Four players are tied for fourth at 3-under 207: Alex Ross, a Pace Academy graduate who helped Davidson win the Atlantic 10 championship, who shot 68; David Denham, the former Georgia standout who won the Georgia Amateur at Athens in 2004, who shot 68; Georgia Golf Hall of Famer Jeff Knox of Augusta, who shot 72; and former Georgia State player Tyler Gruca of Alpharetta, who shot 63, the lowest score of the week.
Barron is emerging from a slump that left him out of the lineup for the final three regular-season tournaments and the Southern Conference championships. He found something that worked after the first round of the Southeastern Amateur a month ago that has helped solve his driving problems and changed his outlook.
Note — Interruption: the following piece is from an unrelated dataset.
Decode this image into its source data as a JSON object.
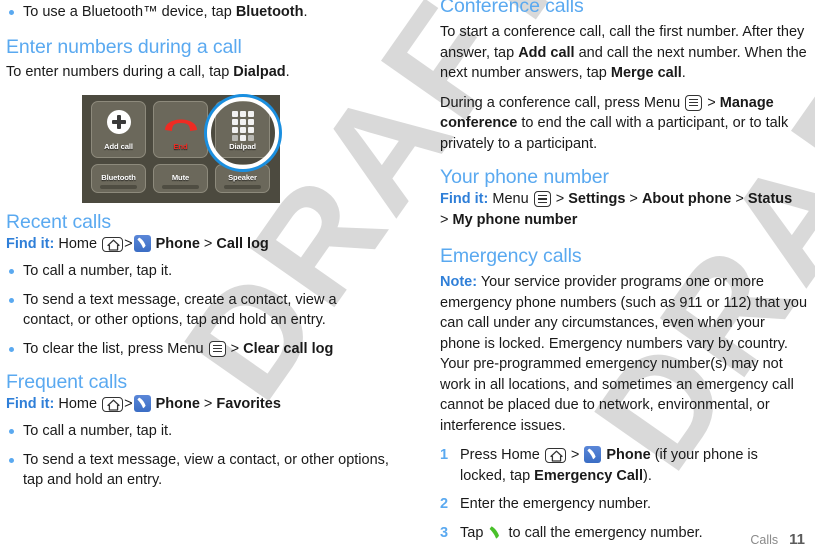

“It was mainly the driver,” he said. “My putting was pretty good, but it’s hard to play from the woods.”
Hall, 55, is trying to become the oldest player to win the Georgia Amateur, a record currently held by Frank Mulherin of Augusta, who was 50 when he won in 1965.
“The guys I’m playing with hit it further, but with the nature of the rough, if you can stay out of the rough, you have a good opportunity to hold the greens and make some putts,” he said. “At the end of the day, your best putter will win.”
Hall has won the Georgia Mid-Amateur, the Georgia Senior Amateur and the Georgia Senior Amateur Match Play. This summer he qualified for the U.S. Senior Open. But his best finish at the Georgia Amateur was a tie for second in 2004.
“The Georgia Amateur is our No. 1 tournament in Georgia,” Hall said. “When you look at the trophy and see the names that have come before you, you respect that. Anybody who wins this week will have played some good golf.”
Topper kept his round going with a birdie at No. 16, then made a nice par save on the 18th hole.
“I can’t think about it,” he said. “You just have to play shot-by-shot … keep it in front of you and play. You just have to play golf.”
Kennesaw State golfers Brady Keran and Grant Sutliff, who were co-leaders with Knox after the second round, each shot 73 and start the final round tied for eighth at 2-under 208. They are joined there by Park Brady of St. Simons, who shot 66.